Con grande precisione: su questo è emersa la richiesta che per situazioni specifiche si possa pensare a soluzioni continentali, che siano tuttavia coerenti con la visione cristiana del matrimonio.
Qual è il modello della famiglia di Nazareth, di cui nel Vangelo si parla pochissimo?
Più che parlare di un “modello” di “sacra famiglia”, per comprendere il segreto di Nazareth che ha affascinato San Francesco e Teresa di Lisieux, occorre domandarsi: nel Vangelo quanto di ciò che Gesù ha detto e fatto viene dalla trama di relazioni ricevute e costruite da Gesù nei trenta anni vissuti a Nazareth?
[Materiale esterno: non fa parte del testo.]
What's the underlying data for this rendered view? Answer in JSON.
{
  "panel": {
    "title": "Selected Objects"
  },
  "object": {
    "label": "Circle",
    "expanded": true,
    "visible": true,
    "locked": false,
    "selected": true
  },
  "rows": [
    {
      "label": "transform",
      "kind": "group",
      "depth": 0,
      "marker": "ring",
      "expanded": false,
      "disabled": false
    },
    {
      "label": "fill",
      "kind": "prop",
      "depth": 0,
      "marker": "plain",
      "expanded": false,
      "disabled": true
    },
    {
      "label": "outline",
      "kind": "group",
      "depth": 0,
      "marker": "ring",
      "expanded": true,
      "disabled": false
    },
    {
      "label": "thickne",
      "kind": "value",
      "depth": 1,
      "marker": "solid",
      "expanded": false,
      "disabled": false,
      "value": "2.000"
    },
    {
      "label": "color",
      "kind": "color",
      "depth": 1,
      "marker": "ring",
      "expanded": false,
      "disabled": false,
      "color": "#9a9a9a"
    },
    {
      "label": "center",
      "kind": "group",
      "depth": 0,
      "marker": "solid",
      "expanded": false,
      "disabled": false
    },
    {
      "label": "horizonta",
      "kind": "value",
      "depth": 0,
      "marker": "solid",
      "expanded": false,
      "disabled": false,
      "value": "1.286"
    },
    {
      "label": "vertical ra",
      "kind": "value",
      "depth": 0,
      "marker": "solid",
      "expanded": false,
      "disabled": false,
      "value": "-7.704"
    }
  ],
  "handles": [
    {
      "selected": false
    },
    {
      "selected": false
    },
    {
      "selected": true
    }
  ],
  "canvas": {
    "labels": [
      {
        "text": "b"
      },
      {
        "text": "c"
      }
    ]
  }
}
Molte delle parole del Vangelo, delle immagini e dei gesti, della parabole e degli incontri, sono illuminate dal rapporto di Gesù con la tradizione, la preghiera e la fede dei Padri. In questi linguaggi umani Cristo ha immesso il potente lievito della Parola che viene da Dio. Provate ad ascoltare un testo del Vangelo: è un racconto pieno di immagini domestiche e di situazioni umane in cui egli dischiude il mistero del Regno. Per questo parlano ancora oggi alla vita di tutti gli uomini. Leggere per credere!